We are all affected if a black Pope is elected but black Britons would be specifically affected in every possible way.
We must also remember that two thirds of black Catholics live in countries with some of the largest populations in the world, yet there has been a tradition only to select European popes.
Over the centuries, several people have paved the way for changes in society, such as John F Kennedy, who would have been 96 now.
He was responsible for the introduction of the Civil Rights Bill in America and the first of a new generation to break with tradition.
Kofi Annan broke the chain to become General Secretary of the UN, Barrack Obama was elected twice as US President and Mario Balotelli was the first black footballer to proudly represent the Italian national team.
One could argue that the politics of an order would always have the flavour of the soil from which it springs. A new generation cannot therefore disassociate itself completely from tradition.
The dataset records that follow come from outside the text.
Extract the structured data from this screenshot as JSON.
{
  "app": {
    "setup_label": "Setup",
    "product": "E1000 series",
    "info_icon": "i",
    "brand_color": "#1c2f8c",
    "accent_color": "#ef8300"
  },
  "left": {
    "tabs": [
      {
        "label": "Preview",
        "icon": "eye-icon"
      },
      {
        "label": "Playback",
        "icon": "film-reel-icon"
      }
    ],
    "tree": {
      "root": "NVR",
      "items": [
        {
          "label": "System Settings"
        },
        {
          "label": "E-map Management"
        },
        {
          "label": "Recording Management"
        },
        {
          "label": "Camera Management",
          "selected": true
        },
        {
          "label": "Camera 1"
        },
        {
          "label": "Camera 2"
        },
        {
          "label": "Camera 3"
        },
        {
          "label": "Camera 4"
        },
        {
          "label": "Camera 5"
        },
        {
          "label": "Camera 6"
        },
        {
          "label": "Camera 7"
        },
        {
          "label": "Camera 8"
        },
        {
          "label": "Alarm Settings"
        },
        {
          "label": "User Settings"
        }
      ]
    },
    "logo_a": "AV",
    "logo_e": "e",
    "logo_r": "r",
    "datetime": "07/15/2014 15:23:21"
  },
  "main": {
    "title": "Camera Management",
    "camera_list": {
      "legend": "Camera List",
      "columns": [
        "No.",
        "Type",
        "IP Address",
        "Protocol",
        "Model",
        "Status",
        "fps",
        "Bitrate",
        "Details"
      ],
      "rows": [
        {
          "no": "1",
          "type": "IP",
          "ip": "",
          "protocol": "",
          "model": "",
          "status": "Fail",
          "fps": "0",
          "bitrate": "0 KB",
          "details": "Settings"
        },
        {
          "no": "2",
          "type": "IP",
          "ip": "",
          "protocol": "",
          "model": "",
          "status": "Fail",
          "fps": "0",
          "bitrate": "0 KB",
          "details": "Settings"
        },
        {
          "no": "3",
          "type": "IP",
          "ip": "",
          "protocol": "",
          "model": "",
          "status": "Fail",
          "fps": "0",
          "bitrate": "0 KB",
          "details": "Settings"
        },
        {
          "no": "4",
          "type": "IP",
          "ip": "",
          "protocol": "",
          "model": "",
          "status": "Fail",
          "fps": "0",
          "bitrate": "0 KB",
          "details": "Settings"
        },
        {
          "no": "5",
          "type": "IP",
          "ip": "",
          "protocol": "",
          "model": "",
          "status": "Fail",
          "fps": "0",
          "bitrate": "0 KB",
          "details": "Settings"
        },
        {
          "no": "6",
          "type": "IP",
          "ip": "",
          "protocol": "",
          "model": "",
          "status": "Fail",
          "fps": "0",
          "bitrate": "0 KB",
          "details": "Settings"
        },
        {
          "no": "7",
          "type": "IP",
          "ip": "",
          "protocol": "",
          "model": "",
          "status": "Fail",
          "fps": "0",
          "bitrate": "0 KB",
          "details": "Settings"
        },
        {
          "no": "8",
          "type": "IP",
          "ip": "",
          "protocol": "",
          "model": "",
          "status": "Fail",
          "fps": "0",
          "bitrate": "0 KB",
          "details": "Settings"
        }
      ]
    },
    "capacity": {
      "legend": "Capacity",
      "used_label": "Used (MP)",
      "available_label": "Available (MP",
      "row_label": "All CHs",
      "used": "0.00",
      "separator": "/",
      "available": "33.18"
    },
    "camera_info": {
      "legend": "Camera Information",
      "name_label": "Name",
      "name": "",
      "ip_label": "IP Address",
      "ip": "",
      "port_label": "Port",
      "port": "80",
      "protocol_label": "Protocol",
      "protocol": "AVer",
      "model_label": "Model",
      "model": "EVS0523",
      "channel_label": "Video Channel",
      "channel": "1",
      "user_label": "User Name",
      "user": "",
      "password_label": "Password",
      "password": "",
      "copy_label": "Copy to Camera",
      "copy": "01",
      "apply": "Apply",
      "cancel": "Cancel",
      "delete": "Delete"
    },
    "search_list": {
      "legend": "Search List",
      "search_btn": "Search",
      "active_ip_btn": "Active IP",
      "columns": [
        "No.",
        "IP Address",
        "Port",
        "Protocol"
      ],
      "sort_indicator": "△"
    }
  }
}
If we are to overcome heresy and the prophesies of the first Irish Saint, St Malachy, whose vision in 1139 dictated the order of papacy and claimed the next pope, who will be the 112th, may bring about the end of the world as we know it, there is a way forward.
Furthermore, St Malachy predicted the 112th pope would be called "Peter the Roman", bearing in mind that no pope to date has been named Peter.
In these times of uncertainty, the appointment of a pope with African heritage as a natural fit would meet the Church's goal on leading the charge against disturbing global issues and introduce further examples of how far our world has progressed in 2,000 years.